Execute statements with input parameters
An input parameter is a placeholder in an SQL statement that indicates that the actual value is provided at run time. You cannot list a host-variable name in the text of a dynamic SQL statement because the database server knows nothing about variables declared in the application. Instead, you can indicate an input parameter with a question mark (?), which serves as a placeholder, anywhere within a statement where an expression is valid. You cannot use an input parameter to represent an identifier such as a database name, a table name, or a column name.
- Your program must use a question mark (?) as a placeholder in
the text of the statement to indicate where to expect an input parameter.
For example, the following DELETE statement contains two input parameters:
EXEC SQL prepare dlt_stmt from 'delete from orders where customer_num = ? \ and order_date > ?';
The first input parameter is defined for the value of the customer_num column and the second for the value of the order_date column.

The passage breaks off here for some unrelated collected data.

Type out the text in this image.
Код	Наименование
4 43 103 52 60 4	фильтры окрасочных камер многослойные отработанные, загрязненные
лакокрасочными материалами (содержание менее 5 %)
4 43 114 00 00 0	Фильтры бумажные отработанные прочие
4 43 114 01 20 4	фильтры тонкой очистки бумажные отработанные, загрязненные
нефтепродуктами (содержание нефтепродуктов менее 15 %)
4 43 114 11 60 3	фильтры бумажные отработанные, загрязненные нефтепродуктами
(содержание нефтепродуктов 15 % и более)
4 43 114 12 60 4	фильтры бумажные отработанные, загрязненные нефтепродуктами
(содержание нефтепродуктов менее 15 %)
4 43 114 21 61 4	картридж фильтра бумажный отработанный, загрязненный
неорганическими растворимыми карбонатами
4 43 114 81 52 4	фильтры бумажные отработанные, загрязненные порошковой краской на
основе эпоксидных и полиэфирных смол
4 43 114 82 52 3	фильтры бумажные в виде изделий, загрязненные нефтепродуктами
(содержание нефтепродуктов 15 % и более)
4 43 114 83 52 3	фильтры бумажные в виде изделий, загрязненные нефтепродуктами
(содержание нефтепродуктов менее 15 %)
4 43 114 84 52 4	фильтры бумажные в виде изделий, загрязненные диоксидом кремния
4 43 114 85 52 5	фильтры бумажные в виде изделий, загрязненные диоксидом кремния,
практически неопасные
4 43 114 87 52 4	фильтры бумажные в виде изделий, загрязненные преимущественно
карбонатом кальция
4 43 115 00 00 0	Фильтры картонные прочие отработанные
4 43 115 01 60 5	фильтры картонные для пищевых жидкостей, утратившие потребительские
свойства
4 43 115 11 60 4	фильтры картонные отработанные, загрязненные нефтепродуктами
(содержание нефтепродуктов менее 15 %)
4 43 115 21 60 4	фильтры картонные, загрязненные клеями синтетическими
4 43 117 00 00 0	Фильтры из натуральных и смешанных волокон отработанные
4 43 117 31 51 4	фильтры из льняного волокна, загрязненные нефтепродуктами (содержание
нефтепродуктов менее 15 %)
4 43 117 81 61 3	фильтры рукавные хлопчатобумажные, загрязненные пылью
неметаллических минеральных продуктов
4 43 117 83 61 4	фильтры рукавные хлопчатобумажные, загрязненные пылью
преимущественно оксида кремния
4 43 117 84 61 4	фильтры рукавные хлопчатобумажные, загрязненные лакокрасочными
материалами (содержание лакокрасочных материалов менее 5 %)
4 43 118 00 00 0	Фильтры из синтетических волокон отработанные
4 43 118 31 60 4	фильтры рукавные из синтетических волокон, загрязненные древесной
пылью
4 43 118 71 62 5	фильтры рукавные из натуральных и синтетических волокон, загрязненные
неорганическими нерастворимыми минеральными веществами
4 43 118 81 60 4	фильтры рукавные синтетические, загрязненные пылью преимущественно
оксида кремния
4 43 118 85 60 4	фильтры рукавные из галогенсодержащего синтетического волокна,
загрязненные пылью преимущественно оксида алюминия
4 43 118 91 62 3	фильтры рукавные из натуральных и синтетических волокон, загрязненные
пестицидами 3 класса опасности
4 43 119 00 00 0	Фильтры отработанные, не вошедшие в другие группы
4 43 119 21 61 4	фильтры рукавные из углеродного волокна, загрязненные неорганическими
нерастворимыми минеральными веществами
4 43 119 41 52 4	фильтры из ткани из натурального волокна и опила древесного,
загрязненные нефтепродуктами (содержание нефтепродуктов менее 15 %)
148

- Your program must specify the value for the input parameter when
the statement executes with the USING clause. To execute the DELETE
statement in the previous step, you can use the following statement:
EXEC SQL execute dlt_stmt using :cust_num, :ord_date;
- For a non-SELECT statement (such as UPDATE, INSERT, DELETE, or EXECUTE PROCEDURE) with input parameters, the EXECUTE...USING statement executes the statement and provides input parameter values.
- For a SELECT statement associated with a cursor or for a cursor function (EXECUTE FUNCTION), the OPEN...USING statement executes the statement and provides input parameter values.
- For a singleton SELECT statement or for a noncursor function (EXECUTE FUNCTION), the EXECUTE...INTO...USING statement executes the statement and provides input parameter values.